French President Francois Hollande leaves the Embassy of Denmark in Parison Sunday. Photo: AFP/Thomas Samson/Scanpix
French President Francois Hollande said Sunday that the "same targets" were hit in the weekend attacks in Copenhagen as during the January assault in Paris that claimed 17 lives.
"It was the same targets that were chosen by the terrorists", said Hollande, speaking on a visit to the Danish embassy in Paris.
"We see there is a link that doesn't show there is a network but does show the terrorists are determined to hit what we are, what we represent, the values of freedom, of law, of protection that every citizen — whatever his or her religion — should have," the president added.
Like the Islamist Kouachi brothers who killed 12 in and around the offices of French satirical magazine Charlie Hebdo on January 7, the Copenhagen gunman unleashed a volley of bullets at a cultural centre where a debate on freedom of speech was taking place.
Two days later in Paris, another Islamist gunman, Amedy Coulibaly, killed four Jews in a hostage drama at a kosher supermarket. In Copenhagen, the gunman shot a 37-year-old Jewish man dead outside the city's main synagogue early on Sunday.
Both rampages ended in a firefight with police.
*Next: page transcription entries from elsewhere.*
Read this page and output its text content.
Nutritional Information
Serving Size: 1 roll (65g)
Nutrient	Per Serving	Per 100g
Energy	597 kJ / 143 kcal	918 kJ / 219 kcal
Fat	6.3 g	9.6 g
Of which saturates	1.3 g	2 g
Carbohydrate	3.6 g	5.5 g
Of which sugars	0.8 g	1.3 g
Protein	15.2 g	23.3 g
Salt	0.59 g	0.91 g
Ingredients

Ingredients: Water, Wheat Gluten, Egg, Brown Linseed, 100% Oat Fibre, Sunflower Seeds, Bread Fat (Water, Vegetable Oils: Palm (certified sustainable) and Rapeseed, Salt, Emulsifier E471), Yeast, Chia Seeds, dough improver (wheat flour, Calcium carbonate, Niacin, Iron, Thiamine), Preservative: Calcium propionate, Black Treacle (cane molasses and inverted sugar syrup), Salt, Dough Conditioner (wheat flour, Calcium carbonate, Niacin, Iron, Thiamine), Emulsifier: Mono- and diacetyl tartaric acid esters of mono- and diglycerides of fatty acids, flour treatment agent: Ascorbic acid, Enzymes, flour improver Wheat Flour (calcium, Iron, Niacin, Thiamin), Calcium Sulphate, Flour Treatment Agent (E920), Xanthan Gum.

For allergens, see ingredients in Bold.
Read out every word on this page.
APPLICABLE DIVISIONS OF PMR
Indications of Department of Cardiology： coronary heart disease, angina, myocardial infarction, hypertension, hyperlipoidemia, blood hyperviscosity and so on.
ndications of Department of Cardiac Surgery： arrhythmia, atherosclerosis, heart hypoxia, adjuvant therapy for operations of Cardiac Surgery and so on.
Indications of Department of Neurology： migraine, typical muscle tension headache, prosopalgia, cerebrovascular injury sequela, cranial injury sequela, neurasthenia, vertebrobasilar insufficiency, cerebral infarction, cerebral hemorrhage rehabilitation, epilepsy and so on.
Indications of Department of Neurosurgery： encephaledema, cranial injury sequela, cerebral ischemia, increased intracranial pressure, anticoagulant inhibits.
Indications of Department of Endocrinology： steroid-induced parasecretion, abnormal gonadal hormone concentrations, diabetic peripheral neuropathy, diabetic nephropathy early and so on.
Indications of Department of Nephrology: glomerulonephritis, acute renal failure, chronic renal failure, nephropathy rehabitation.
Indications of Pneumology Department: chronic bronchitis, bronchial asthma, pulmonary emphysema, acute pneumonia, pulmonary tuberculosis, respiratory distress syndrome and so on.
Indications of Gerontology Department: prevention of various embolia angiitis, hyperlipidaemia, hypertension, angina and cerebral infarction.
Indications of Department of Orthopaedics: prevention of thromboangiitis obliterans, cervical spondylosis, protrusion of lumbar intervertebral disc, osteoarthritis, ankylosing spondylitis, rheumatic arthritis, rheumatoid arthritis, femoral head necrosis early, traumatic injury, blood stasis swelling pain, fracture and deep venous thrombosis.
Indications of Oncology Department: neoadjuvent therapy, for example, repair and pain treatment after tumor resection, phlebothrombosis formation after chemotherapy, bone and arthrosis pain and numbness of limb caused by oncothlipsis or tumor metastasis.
French elite forces stormed the Jewish supermarket and a printing firm where the Kouachi brothers were holed up, resulting in the deaths of all three gunmen.
In Denmark, the suspected attacker was killed in a gun battle with police after a massive manhunt closed down the capital.
"The modus operandi seems similar, the targets too. It seems to be the same type of individual jihad," said one source close to the elite French forces, who declined to be named.
Danish security forces have already said the man "may have been inspired" by the three days of terror in Paris last month.
According to the security source, authorities are wary of "copy-cat" acts.
"That is the intention of those waging jihad: with their propaganda videos and their Internet recruitment, they want people to identify with actions such as the Paris attacks. They want them to repeat them."
Groups such as Al-Qaeda and Islamic State (Isis) have called on followers to take whatever crude action they can to inflict carnage on the streets of the West.
Terrorism Jean-Charles Brisard said there were indeed "similarities" between the two attacks "but they follow the same basic trends we have been observing for several years."
The gunmen aimed at "high-value targets" with "weapons that are increasingly less sophisticated" instead of using explosives that are "more and more tracked by security services", said Brisard.
This type of attack "requires a lot less preparation than attacks that were carried out in the past," which makes it harder for authorities to intervene in the preparatory phase.
Nevertheless, the security expert warned against "short-cuts" in linking the two attacks, as "we don't know much about the Copenhagen shooter".
Nevertheless, Jens Madsen from Denmark's Security and Intelligence Service (PET) told reporters Sunday that the man may "generally have been inspired by militant Islamist propaganda issued by [Isis] and other terror organisations."